Registrar/Deputy Registrar Date……………
HELLABY RESOURCE SERVICES LTD v BODY CORPORATE 197281 [2023] NZHC 513 [15 March 2023]
MAYNARD MARKS LIMITED
Second Counterclaim Defendant
HOBANZ PROJECT ASSIST LIMITED
Third Counterclaim Defendant
[1] On 28 February 2023 I delivered a judgment in which I dismissed an application by SRG Global Remediation Services (NZ) Ltd (SRG) for an order adjourning the trial currently scheduled to commence to 10 July 2023.1
[2] Body Corporate 197281 (the body corporate) has applied for recall of the judgment on the basis that it contains an error that could prejudice the body corporate in the future. SRG opposes the judgment being recalled. The remaining parties are neutral in their stance.
The alleged error
[3]The application arises out of the following passage of the judgment:
[27] The short answer to this argument is that it is for the body corporate to establish its claim. Its evidence has now closed other than in relation to issues of quantum that may need to be re-pleaded once SRG provides its discovery. The body corporate will not, however, be permitted to re-formulate its claim or adduce new evidence going beyond issues relating to quantum. This means that the body corporate will be the party to suffer if its evidence is insufficient to establish aspects of its claim. SRG is not prejudiced by this issue.
[4] The body corporate contends this paragraph is inconsistent with directions I made with the consent of all parties other than SRG prior to the judgment being issued. This contained the following direction:
Body Corporate’s briefs on quantum and any amendments as a result of the SRG discovery to be filed and served. Body Corporate’s amended statement of counterclaim filed, close of
pleadings for the Body Corporate.
26-Apr-23
[5] The body corporate points out that this direction does not restrict the nature of any amended pleading it may file in the same way that [27] of the judgment does. The direction does not restrict the body corporate to filing pleadings that are amended only in relation to quantum. It is cast in sufficiently wide terms to permit the body corporate to amend its claim in any other way that may be appropriate having regard to issues discovered once SRG provides its discovery.

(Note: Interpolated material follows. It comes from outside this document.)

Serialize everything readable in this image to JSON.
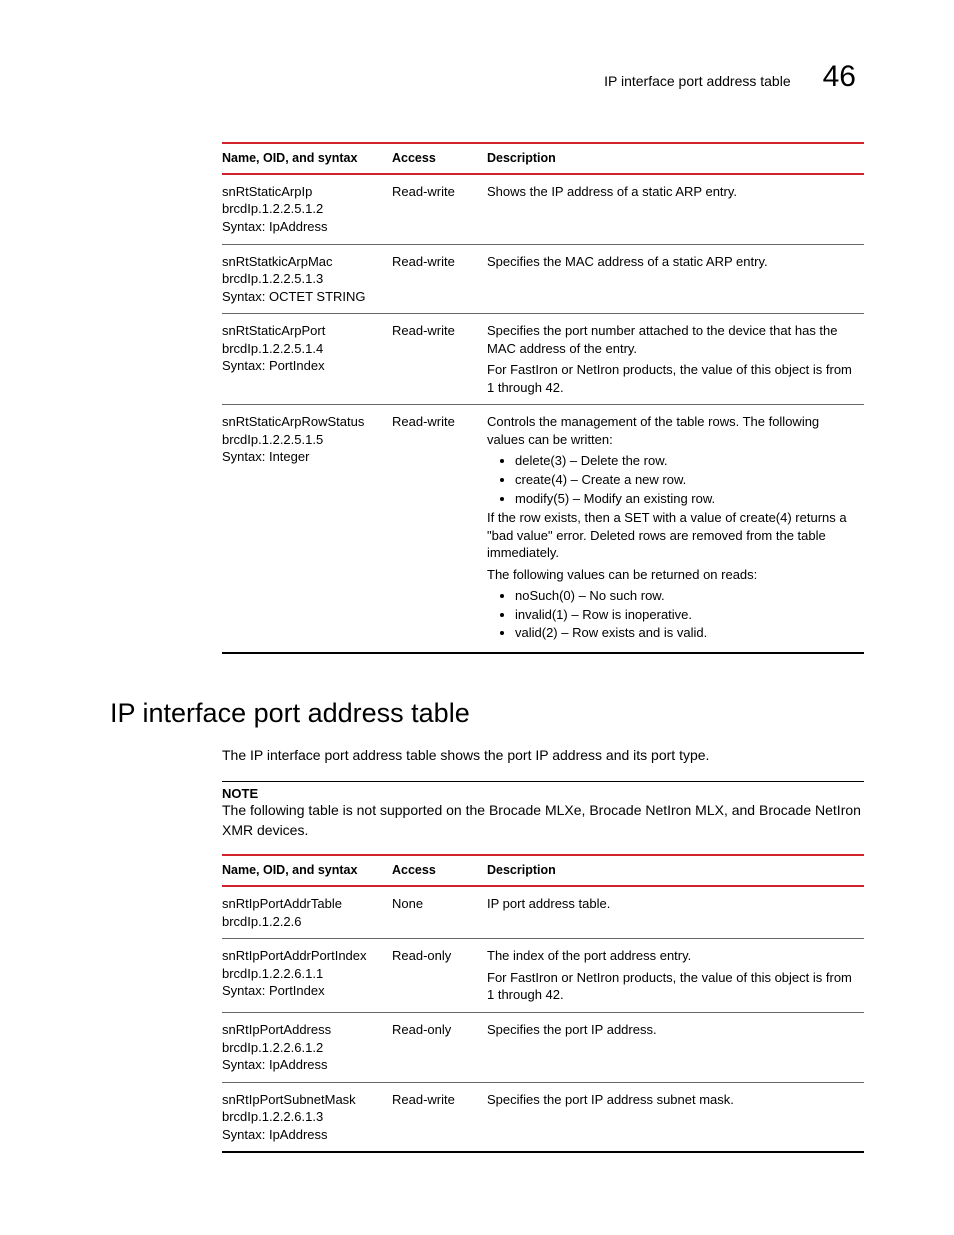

1 Hellaby Resource Services Ltd v Body Corporate 197281 [2023] NZHC 341.
Decision
[6] I accept that there is a degree of incongruence between the direction made by consent and [27] of the judgment. However, I do not consider that [27] has any force on a standalone basis. Rather, it was simply an observation made during the course of the judgment determining the application for an adjournment. The direction that was made by consent is the operative direction so far as the filing of pleadings is concerned.
[7] Furthermore, the Court is restricted in its ability to recall a final judgment. The test enunciated by Wild CJ in Horowhenua County Council v Nash (No 2) still applies.2 Recall of a final judgment is only appropriate where there has been a relevant legislative or regulatory amendment since the hearing, where there has been a new decision of relevance and high authority and “where for some other very special reason justice requires that the judgment be recalled”.3 Any error in the present case plainly does not fall within these categories.
[8] The Court also has the power to recall a judgment under the so-called “slip rule” to correct an obvious error and the body corporate relies on this in the present case. However, I do not consider the observations made at [27] of the judgment give rise to a factual error. Rather, they constitute a statement of principle. I am therefore satisfied grounds do not exist to recall the judgment as the body corporate seeks.
[9] However, I consider it remains open to the body corporate to amend its pleadings in such manner as it considers fit once it has received SRG’s discovery. In doing so the body corporate must accept that any substantial amendment will virtually inevitably compromise the trial scheduled for July 2023. In that event the Court will need to give serious consideration to allowing the trial of the claim by the Maynard Marks plaintiffs to proceed first. The interests of justice may require this to be done notwithstanding the obvious difficulties a split trial may potentially cause.
Result
[10]The application for recall of judgment is dismissed.
2 Horowhenua County (No 2) v Nash [1968] NZLR 632.
3 At 633.
Costs
[11] SRG is the successful party and is entitled to costs on a Category 2B basis together with disbursements as fixed by the Registrar.